TRW Automotive showed off a new commercial steering technology at the 2015 Mid-America Trucking Show. Called ReAx, it merges the company’s hydraulic power steering system with an electrically powered drive. The result reduces steering effort at low speeds, while increasing on-center stiffness at highway speed to enhance lane-keeping stability. That’s a tall order, but ReAx handles it deftly.
Quick Spin: TRW's Smart Power Steering
TRW’s new ReAX electric/hydraulic power steering senses vehicle speed and proportionately assists the steering effort, which is great in tight spots.

ReAx reduces the steering effort dramatically, making it possible to one-finger the wheel. Try that with regular power steering.
ReAx is not an add-on or a switchable driver assist system. It’s fully integrated into the traditional hydraulic power steering gear – built right onto the gear itself, in fact. The control module, electric motor, gearbox and the steering column position sensors are all inside, so the system functions as a single unit, not an electric-over-hydraulic arrangement.

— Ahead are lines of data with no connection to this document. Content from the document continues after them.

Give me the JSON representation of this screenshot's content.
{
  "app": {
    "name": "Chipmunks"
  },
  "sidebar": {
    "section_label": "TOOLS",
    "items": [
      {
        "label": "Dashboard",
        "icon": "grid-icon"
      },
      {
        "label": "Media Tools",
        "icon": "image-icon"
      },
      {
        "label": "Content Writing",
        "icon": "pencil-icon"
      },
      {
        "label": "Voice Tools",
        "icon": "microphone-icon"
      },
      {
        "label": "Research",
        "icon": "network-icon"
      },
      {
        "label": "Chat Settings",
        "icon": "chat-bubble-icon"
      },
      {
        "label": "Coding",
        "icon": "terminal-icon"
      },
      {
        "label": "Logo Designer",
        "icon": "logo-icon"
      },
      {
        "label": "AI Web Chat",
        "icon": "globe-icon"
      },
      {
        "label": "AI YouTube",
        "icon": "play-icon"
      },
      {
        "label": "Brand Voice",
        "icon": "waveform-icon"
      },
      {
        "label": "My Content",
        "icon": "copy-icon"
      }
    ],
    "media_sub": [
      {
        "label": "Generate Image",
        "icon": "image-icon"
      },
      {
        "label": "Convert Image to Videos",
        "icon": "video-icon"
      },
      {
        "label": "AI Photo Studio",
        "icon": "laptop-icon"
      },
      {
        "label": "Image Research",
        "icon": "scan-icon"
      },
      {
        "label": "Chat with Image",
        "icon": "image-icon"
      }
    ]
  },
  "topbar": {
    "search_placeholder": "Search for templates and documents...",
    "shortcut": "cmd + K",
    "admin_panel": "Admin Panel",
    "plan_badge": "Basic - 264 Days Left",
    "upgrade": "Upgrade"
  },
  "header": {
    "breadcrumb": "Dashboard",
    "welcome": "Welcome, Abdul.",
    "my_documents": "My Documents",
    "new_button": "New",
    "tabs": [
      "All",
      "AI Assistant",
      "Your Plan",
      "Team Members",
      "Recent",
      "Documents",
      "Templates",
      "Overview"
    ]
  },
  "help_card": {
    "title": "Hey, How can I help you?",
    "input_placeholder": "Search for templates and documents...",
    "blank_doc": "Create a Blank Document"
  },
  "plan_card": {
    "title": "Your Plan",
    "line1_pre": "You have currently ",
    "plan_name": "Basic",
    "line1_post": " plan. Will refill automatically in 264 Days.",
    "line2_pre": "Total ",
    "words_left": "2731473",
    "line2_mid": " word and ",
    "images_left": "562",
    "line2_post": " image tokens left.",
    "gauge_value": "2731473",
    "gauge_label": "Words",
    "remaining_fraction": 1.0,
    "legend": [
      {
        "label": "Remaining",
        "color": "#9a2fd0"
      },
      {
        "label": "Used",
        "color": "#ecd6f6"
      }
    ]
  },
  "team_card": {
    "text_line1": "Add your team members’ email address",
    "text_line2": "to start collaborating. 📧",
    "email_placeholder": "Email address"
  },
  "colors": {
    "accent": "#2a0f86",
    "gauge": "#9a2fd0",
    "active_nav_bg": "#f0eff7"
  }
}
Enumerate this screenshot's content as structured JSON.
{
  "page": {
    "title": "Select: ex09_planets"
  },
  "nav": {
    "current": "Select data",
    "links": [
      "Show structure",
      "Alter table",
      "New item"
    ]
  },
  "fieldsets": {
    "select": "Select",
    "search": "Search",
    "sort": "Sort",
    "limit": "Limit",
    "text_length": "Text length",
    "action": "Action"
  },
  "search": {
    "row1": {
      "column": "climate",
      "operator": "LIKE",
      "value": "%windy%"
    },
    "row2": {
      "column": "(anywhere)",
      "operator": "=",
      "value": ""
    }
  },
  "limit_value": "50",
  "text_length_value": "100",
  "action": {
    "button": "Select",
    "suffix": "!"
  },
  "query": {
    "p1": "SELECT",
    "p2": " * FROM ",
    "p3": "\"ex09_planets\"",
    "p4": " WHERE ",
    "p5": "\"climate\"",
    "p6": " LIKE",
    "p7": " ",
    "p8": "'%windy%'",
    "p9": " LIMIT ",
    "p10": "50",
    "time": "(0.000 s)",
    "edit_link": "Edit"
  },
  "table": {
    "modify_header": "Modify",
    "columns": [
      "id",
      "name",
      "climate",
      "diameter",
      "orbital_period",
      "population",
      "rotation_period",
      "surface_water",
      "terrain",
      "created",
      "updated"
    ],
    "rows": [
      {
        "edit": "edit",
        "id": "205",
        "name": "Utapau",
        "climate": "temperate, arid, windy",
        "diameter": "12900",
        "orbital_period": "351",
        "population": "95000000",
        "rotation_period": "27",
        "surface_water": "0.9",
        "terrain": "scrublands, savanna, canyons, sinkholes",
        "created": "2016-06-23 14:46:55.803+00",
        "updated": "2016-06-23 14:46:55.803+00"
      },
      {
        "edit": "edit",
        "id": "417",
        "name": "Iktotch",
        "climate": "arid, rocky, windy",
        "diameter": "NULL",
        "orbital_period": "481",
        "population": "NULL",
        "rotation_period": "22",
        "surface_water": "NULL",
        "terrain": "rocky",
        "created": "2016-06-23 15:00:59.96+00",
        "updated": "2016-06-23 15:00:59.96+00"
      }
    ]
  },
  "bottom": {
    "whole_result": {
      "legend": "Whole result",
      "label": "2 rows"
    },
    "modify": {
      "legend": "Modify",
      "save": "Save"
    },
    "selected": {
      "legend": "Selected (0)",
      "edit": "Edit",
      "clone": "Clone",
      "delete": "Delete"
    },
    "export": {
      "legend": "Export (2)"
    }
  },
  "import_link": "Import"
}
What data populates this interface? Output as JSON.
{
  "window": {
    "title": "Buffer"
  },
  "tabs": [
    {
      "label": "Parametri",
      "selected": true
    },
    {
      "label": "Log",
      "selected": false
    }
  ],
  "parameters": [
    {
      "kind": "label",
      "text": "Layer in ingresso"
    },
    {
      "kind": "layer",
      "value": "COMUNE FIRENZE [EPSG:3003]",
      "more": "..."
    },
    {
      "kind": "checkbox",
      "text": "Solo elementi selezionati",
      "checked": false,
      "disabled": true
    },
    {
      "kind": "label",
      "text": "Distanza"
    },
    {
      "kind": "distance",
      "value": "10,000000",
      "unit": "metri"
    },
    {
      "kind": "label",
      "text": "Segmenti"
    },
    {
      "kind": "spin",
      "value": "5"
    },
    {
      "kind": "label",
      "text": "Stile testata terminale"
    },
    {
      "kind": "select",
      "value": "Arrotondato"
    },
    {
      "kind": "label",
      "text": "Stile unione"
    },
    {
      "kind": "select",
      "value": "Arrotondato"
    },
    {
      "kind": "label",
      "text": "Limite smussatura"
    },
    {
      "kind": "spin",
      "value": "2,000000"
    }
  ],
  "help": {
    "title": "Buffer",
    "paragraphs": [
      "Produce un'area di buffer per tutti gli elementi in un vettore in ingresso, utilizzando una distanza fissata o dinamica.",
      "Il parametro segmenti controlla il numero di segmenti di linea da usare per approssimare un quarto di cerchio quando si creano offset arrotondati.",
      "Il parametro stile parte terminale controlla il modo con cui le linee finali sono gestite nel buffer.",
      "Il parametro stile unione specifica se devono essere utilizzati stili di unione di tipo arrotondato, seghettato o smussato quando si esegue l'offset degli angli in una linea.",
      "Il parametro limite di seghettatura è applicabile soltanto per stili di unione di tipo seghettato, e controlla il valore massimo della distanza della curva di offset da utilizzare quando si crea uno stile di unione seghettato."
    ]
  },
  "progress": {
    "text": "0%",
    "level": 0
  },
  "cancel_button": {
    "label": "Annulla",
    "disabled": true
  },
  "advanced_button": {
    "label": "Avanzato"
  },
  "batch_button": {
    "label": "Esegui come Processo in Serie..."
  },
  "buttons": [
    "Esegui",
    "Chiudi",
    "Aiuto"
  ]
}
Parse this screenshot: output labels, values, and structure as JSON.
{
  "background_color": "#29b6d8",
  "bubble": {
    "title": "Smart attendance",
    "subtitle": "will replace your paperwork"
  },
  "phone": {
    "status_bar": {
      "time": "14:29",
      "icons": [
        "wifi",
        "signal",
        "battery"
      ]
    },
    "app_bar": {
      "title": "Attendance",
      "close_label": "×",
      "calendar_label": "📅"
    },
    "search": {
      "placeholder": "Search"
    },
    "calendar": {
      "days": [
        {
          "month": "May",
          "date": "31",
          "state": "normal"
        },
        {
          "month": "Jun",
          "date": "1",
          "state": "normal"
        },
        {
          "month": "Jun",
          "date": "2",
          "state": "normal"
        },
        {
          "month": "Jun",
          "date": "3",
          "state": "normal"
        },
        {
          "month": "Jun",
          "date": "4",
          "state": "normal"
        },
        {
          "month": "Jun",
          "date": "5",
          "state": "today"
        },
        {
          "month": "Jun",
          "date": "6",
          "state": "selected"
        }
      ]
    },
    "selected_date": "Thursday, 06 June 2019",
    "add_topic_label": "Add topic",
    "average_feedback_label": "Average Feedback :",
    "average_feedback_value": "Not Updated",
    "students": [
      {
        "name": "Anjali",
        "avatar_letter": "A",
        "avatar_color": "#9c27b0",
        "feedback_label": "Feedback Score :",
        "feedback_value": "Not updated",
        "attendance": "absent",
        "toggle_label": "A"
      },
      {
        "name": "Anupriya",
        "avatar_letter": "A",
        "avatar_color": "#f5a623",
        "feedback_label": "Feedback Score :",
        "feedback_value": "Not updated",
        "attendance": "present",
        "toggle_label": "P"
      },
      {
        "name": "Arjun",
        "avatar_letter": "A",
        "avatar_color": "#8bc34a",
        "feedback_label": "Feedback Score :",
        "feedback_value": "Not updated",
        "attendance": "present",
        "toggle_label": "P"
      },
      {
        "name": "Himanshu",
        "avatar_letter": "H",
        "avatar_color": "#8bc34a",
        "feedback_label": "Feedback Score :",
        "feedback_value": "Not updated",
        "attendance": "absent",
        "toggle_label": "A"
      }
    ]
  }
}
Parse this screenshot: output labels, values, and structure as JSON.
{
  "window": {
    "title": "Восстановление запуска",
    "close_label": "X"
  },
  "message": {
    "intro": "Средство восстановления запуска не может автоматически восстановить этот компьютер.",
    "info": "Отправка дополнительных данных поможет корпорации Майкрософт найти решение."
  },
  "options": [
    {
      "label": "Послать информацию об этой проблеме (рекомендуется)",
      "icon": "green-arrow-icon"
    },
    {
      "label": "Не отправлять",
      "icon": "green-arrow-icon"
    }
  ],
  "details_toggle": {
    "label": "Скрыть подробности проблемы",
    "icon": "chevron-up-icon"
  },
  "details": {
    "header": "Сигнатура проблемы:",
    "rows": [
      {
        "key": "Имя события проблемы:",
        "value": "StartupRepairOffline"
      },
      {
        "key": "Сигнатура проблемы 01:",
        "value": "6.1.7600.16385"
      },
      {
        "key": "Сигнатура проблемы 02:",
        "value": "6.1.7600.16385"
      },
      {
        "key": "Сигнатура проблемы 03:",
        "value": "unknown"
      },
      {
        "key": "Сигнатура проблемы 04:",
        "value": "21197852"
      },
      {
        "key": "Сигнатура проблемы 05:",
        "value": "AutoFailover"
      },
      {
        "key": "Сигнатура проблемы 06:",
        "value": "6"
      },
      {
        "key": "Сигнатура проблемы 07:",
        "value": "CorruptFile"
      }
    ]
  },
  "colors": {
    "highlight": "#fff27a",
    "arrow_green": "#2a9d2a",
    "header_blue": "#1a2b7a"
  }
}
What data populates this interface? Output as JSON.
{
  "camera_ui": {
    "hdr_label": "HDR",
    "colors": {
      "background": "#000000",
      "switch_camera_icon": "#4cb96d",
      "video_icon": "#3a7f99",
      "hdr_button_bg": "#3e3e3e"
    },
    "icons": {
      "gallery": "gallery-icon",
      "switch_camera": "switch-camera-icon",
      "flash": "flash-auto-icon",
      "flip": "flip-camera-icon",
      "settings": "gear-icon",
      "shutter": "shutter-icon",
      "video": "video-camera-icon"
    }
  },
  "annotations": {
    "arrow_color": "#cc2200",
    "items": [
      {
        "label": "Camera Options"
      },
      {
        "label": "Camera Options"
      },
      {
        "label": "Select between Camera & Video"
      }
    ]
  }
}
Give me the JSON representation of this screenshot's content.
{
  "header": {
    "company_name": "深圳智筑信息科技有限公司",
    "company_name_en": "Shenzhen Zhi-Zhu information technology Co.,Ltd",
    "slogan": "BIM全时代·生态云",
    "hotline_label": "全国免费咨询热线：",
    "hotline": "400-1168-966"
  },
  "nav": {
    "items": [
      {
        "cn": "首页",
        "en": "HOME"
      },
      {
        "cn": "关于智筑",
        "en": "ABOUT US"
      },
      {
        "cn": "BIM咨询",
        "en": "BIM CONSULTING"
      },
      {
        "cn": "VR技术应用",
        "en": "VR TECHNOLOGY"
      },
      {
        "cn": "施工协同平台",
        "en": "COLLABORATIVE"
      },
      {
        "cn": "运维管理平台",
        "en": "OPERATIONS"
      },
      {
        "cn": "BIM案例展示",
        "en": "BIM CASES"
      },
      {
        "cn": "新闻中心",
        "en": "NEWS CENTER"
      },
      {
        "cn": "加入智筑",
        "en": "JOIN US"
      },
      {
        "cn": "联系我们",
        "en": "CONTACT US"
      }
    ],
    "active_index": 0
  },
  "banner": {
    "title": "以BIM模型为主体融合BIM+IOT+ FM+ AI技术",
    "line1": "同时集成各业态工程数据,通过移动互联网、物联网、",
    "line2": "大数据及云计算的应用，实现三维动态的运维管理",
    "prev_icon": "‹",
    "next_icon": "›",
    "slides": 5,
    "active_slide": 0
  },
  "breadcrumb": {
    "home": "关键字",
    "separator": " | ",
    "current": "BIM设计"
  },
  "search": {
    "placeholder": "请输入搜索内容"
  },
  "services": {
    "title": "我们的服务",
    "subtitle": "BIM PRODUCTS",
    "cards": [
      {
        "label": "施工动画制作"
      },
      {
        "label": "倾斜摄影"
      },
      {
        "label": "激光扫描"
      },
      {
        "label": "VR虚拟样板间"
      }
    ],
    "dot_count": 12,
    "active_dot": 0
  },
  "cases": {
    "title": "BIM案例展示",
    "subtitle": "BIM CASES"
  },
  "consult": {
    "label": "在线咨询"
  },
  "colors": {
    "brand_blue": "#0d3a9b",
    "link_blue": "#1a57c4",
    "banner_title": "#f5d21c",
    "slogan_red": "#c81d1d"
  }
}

The traditional power steering system provides the torque needed to steer the vehicle, while the electric motor and its sensors and electronics provide precision control to the hydraulic gear. Together, they exercise proportional control over the steering, based, in this case, on vehicle speed.
At low speeds, the system reduces the steering effort to nearly zero, yet it retains the feel drivers would expect from a truck steering system. It returns quickly to center as you are pulling out of a turn. While reversing, it resists the steering geometry’s natural inclination to return to center.
At higher speed, the steering feels stiffer, more like the driver would expect. And at highway speeds, TRW says the system actually adds stiffness to the steering to enhance stability and lane position retention.
ReAx uses proprietary torque and angle sensors, coupled with other vehicle signals such as a speed sensor, to prompt the ECU to calculate the required electrical assistance to provide the desired steering feel.
“Because the system is electronically controlled, OEs can dial in the precise ‘feel’ they want in their trucks, or customize the level of assistance to suit different applications,” explained Mark Cartwright, chief engineer of systems integration at TRW, who was along on our short evaluation of the system. “Drivers will appreciate how much their steering effort is reduced at low speeds and how much more stable the steering feels at high speed. It really gives them the best both ends of the steering spectrum.”
It’s failsafe, too. ReAx will revert to normal straight hydraulic power in the event of a failure of the electric drive. It’ll feel just like regular power steering.
I had a chance to try ReAx during the Mid-America Trucking Show in March, in a parking lot adjacent to the fairgrounds. We were without a trailer, but I don’t think that made much of a difference. It was installed in a Peterbilt 387, which, like most Peterbilts, has a very nice feel to the steering, good on-center stability and good cornering. It’s on the firm side, making quick full-swing turns of the wheel a bit of work. For all the times I would have preferred an easier turning while backing into a tight spot, I would never have agreed to lightening up the feel while driving on the highway. ReAx gives us the best of both worlds.

The truck had an on/off switch to make the comparison easier, so we ran a couple of laps around the parking lot and through a backing maneuver with the system off and then with the system on.
The difference was like night and day. I didn’t get much higher than 20 mph in the parking lot, so I never experienced the proportional transition from full electric assist to minimal at higher speeds and extra stability at highway speed.
It was an unaccustomed luxury having to use no more energy than I would while reversing a boat trailer with a pickup truck. I suspect drivers will warm to this idea pretty quickly. It was very useful, too, in making those quick full-cut turns sometimes necessary to shoehorn the truck into tight loading docks. ReAx would be equally welcome on a downtown street with 90-degree corners and no room to spare. Here again, getting the wheels cut around while covering the shortest possible distance will be very advantageous.
I’m trying to imagine a possible downside to ReAx, but I can’t. Short of an electrical problem or a sensor failure, the system seems almost bullet proof. Even its complete failure would leave you no worse off than you are today with full hydraulics. It won’t add much weight, though it will likely cost more. I think the real benefits will become quickly obvious once drivers get a hold of it.
TRW says ReAx should be on the market by 2017.